VIDEO: Braving the Detroit auto show
The North American International Auto Show has been a cornerstone of Detroit’s automotive influence for years. Showcasing the best in German and Japanese engineering, the annual show has been a staple of January life of Detroiters for years.
This year, fellow multimedia reporter Jordan Reed and I braved the mild Michigan snowfall and its incompetent drivers to the Cobo Center, where they all gather to pick their next car to drive insipidly slow at the first sign of wintry wrath.
I digress from reporting the weather, however, as the highlight was the powerful heat lamps that light the floor and melt the flesh off of swarms of the elderly.

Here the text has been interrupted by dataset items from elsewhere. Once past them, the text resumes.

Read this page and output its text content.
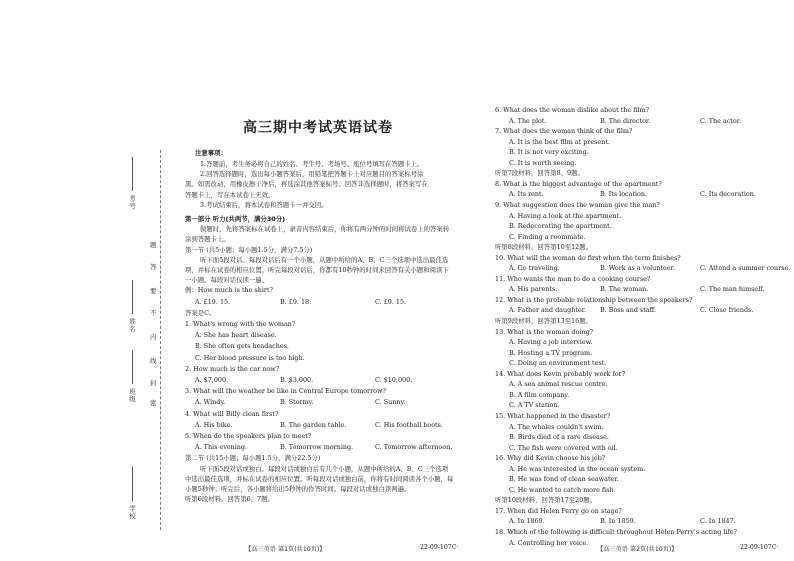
考号
姓名
班级
学校
题
答
要
不
内
线
封
密
高三期中考试英语试卷
注意事项：
1.答题前，考生务必将自己的姓名、考生号、考场号、座位号填写在答题卡上。
2.回答选择题时，选出每小题答案后，用铅笔把答题卡上对应题目的答案标号涂
黑。如需改动，用橡皮擦干净后，再选涂其他答案标号。回答非选择题时，将答案写在
答题卡上，写在本试卷上无效。
3.考试结束后，将本试卷和答题卡一并交回。
第一部分 听力(共两节，满分30分)
做题时，先将答案标在试卷上，录音内容结束后，你将有两分钟的时间将试卷上的答案转
涂到答题卡上。
第一节 (共5小题；每小题1.5分，满分7.5分)
听下面5段对话。每段对话后有一个小题，从题中所给的A、B、C三个选项中选出最佳选
项，并标在试卷的相应位置。听完每段对话后，你都有10秒钟的时间来回答有关小题和阅读下
一小题。每段对话仅读一遍。
例：How much is the shirt?
A. £19. 15.	B. £9. 18.	C. £9. 15.
答案是C。
1. What's wrong with the woman?
A. She has heart disease.
B. She often gets headaches.
C. Her blood pressure is too high.
2. How much is the car now?
A. $7,000.	B. $3,000.	C. $10,000.
3. What will the weather be like in Central Europe tomorrow?
A. Windy.	B. Stormy.	C. Sunny.
4. What will Billy clean first?
A. His bike.	B. The garden table.	C. His football boots.
5. When do the speakers plan to meet?
A. This evening.	B. Tomorrow morning.	C. Tomorrow afternoon.
第二节 (共15小题；每小题1.5分，满分22.5分)
听下面5段对话或独白。每段对话或独白后有几个小题，从题中所给的A、B、C三个选项
中选出最佳选项，并标在试卷的相应位置。听每段对话或独白前，你将有时间阅读各个小题，每
小题5秒钟；听完后，各小题将给出5秒钟的作答时间。每段对话或独白读两遍。
听第6段材料，回答第6、7题。
6. What does the woman dislike about the film?
A. The plot.	B. The director.	C. The actor.
7. What does the woman think of the film?
A. It is the best film at present.
B. It is not very exciting.
C. It is worth seeing.
听第7段材料，回答第8、9题。
8. What is the biggest advantage of the apartment?
A. Its rent.	B. Its location.	C. Its decoration.
9. What suggestion does the woman give the man?
A. Having a look at the apartment.
B. Redecorating the apartment.
C. Finding a roommate.
听第8段材料，回答第10至12题。
10. What will the woman do first when the term finishes?
A. Go traveling.	B. Work as a volunteer.	C. Attend a summer course.
11. Who wants the man to do a cooking course?
A. His parents.	B. The woman.	C. The man himself.
12. What is the probable relationship between the speakers?
A. Father and daughter. B. Boss and staff.	C. Close friends.
听第9段材料，回答第13至16题。
13. What is the woman doing?
A. Having a job interview.
B. Hosting a TV program.
C. Doing an environment test.
14. What does Kevin probably work for?
A. A sea animal rescue centre.
B. A film company.
C. A TV station.
15. What happened in the disaster?
A. The whales couldn't swim.
B. Birds died of a rare disease.
C. The fish were covered with oil.
16. Why did Kevin choose his job?
A. He was interested in the ocean system.
B. He was fond of clean seawater.
C. He wanted to catch more fish.
听第10段材料，回答第17至20题。
17. When did Helen Perry go on stage?
A. In 1869.	B. In 1859.	C. In 1847.
18. Which of the following is difficult throughout Helen Perry's acting life?
A. Controlling her voice.
【高三英语 第1页(共10页)】	·22-09-107C·	【高三英语 第2页(共10页)】	·22-09-107C·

2012’s NAIAS pinnacles were the innovative concept cars, basically the end-result of the auto industry’s “Take your Child to Work Day” and letting them go buck wild on a drafting board.

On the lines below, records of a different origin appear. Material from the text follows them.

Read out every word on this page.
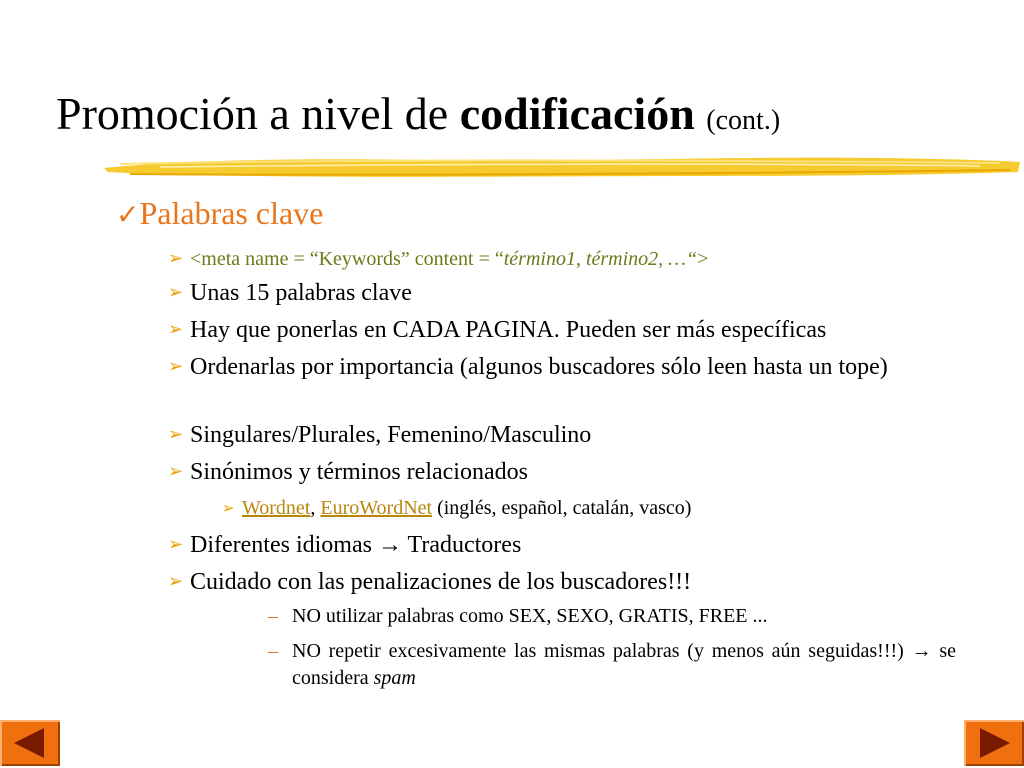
Promoción a nivel de codificación (cont.)
✓Palabras clave
➢ <meta name = “Keywords” content = “término1, término2, …“>
➢ Unas 15 palabras clave
➢ Hay que ponerlas en CADA PAGINA. Pueden ser más específicas
➢ Ordenarlas por importancia (algunos buscadores sólo leen hasta un tope)
➢ Singulares/Plurales, Femenino/Masculino
➢ Sinónimos y términos relacionados
➢ Wordnet, EuroWordNet (inglés, español, catalán, vasco)
➢ Diferentes idiomas → Traductores
➢ Cuidado con las penalizaciones de los buscadores!!!
– NO utilizar palabras como SEX, SEXO, GRATIS, FREE ...
– NO repetir excesivamente las mismas palabras (y menos aún seguidas!!!) → se considera spam
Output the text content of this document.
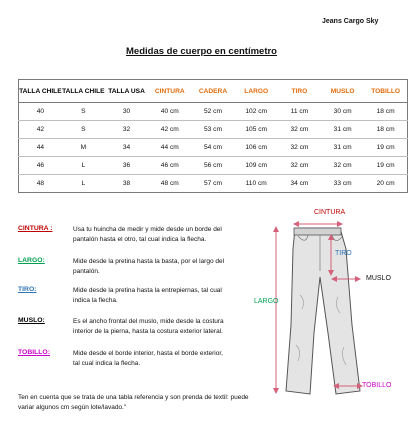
Jeans Cargo Sky
Medidas de cuerpo en centímetro
TALLA CHILE	TALLA CHILE	TALLA USA	CINTURA	CADERA	LARGO	TIRO	MUSLO	TOBILLO
40	S	30	40 cm	52 cm	102 cm	11 cm	30 cm	18 cm
42	S	32	42 cm	53 cm	105 cm	32 cm	31 cm	18 cm
44	M	34	44 cm	54 cm	106 cm	32 cm	31 cm	19 cm
46	L	36	46 cm	56 cm	109 cm	32 cm	32 cm	19 cm
48	L	38	48 cm	57 cm	110 cm	34 cm	33 cm	20 cm
CINTURA :	Usa tu huincha de medir y mide desde un borde del pantalón hasta el otro, tal cual indica la flecha.
LARGO:	Mide desde la pretina hasta la basta, por el largo del pantalón.
TIRO:	Mide desde la pretina hasta la entrepiernas, tal cual indica la flecha.
MUSLO:	Es el ancho frontal del muslo, mide desde la costura interior de la pierna, hasta la costura exterior lateral.
TOBILLO:	Mide desde el borde interior, hasta el borde exterior, tal cual indica la flecha.
Ten en cuenta que se trata de una tabla referencia y son prenda de textil: puede variar algunos cm según lote/lavado."
CINTURA
TIRO
MUSLO
LARGO
TOBILLO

While the showdown of the showcases often range from the tiniest microcosms of vehicles to the abstract behemoth gas-guzzlers too hulking to be relevant, this is Michigan, not Texas, and bigger has lost it’s luster. Good news for me.
Small was in it to win it, with Mini-Coops and fuel-friendly vehicles being hot commodities this year. While the gas expenditure has its perks, the tiny trunk space barely has the capacity for containing a whole body (as is shown in our Auto Show video).

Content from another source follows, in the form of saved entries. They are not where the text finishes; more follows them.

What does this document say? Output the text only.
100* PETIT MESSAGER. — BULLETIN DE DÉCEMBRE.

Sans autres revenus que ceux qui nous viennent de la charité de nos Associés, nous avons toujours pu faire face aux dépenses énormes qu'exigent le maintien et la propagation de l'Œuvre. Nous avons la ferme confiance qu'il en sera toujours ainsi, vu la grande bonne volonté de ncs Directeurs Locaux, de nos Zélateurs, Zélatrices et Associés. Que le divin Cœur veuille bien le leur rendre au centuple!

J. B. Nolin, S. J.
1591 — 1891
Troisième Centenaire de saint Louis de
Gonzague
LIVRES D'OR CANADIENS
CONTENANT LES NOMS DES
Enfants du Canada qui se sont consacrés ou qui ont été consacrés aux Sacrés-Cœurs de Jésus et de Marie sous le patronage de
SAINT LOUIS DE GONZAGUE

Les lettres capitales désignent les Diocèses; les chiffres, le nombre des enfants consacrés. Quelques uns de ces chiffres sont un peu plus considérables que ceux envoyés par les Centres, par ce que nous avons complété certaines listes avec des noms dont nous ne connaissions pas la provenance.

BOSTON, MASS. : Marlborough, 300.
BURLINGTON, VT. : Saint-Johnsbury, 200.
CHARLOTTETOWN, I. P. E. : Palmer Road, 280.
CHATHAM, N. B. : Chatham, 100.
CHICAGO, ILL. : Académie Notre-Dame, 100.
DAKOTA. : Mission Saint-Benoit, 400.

Another selling point for whose attractions attained the most prestige is whose eye candy was the most mouth-watering.
Like in aspect of our car mechanics, our European friends beat out the American companies by a landslide, sending out squadrons of beaus to become vessels for militias of men assaulting them at close-range about Catalytic Converters as a cover-up for staring at their skintight T-shirts.
In short, the auto industry is catering to the customer of the future — smaller and smaller everything with a surplus of techno.
Critics have raved it to be one of the most successful of Detroit’s car conventions in recent years.
Finally we can travel from point A to point B in comfortably cramped style! Perhaps when the student loans cease.